Tell SSH to connect to a remote port[edit]
The actual forwarding has this basic idea: tell ssh to set up a port on machine browserhost such that when we send data to it, ssh transparently forwards this data to some other machine:
ssh -2 -l username -L 6677:127.0.0.1:8118 irchost
On browserhost we want to run a Firefox using Tor. We do not run Tor on browserhost because it's already running on irchost and would otherwise slow down the websurfing even more than it already does.
On browserhost, ssh also known as localhost:6677 is listening for connections. When we connect to localhost:6677, ssh forwards the data to irchost who in turn sends the data to it's localhost:8118 where Privoxy is running.
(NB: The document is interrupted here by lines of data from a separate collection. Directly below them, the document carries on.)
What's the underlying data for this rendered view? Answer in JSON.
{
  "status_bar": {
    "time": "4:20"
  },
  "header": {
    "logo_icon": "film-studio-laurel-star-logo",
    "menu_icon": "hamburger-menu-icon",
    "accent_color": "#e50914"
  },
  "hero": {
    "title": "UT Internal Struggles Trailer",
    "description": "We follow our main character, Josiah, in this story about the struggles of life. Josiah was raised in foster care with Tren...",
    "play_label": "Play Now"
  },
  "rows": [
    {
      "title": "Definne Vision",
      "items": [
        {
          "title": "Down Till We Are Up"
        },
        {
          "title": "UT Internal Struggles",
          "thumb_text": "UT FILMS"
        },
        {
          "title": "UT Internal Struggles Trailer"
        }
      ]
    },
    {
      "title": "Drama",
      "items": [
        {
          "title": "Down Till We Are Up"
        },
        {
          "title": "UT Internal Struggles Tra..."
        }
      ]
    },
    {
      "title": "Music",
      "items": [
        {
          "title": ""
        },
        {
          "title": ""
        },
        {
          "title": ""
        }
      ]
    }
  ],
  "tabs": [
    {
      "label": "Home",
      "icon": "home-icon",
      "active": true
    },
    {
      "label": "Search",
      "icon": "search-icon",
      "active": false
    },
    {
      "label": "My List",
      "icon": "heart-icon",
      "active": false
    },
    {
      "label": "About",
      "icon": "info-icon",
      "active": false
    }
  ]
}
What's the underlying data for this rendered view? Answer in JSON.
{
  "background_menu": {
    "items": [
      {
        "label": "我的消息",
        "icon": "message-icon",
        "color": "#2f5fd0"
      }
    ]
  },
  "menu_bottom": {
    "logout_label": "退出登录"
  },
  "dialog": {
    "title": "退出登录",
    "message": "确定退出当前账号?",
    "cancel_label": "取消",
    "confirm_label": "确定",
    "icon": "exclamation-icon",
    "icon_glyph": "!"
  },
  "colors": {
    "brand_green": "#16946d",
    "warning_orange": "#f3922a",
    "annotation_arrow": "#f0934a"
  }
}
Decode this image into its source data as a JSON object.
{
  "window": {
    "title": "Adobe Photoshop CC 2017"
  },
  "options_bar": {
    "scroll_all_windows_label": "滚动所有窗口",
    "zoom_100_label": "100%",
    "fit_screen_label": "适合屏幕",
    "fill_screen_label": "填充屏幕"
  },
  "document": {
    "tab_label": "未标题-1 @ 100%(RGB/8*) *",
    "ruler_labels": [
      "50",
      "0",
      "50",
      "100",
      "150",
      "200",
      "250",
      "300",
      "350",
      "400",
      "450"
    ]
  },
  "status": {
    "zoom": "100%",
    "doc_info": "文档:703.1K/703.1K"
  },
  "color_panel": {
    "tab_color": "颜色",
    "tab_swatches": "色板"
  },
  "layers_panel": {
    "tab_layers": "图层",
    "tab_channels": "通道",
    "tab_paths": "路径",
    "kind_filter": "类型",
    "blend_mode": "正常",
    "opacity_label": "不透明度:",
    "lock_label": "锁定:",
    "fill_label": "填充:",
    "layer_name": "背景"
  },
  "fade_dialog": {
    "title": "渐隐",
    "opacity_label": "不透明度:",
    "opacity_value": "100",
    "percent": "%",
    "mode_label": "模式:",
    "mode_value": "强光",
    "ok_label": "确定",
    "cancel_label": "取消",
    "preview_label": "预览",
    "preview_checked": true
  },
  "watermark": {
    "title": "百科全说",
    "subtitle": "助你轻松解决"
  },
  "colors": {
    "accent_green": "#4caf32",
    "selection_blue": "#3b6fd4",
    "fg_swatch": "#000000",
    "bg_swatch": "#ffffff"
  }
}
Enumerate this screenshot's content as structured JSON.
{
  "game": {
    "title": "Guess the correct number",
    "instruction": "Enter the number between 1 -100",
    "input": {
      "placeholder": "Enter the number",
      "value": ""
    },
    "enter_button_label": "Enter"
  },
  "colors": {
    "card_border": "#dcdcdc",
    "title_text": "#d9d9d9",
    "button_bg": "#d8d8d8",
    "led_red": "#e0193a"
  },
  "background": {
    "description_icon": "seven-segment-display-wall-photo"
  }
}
Privoxy cleans the HTTP traffic of anti-privacy stuff and sends cleaned data through the Tor network.
actually using the finished ssh tunnel[edit]
While it is hugely complicated, it is quick to use: In one bash window, type:
ssh -2 -l diffuser -L 6677:127.0.0.1:8118 irchost
and then in another window, type
export http_proxy=http://127.0.0.1:6677/user@browserhost
firefox https://linuxreviews.org/Tor-tunnel#actually_using_the_finished_ssh_tunnel
Here, the FireFox on browserhost is now connecting to irchost, which sends data to privoxy, then to Tor such that our own IP-address displayed is a Tor node, the so-called exitNode.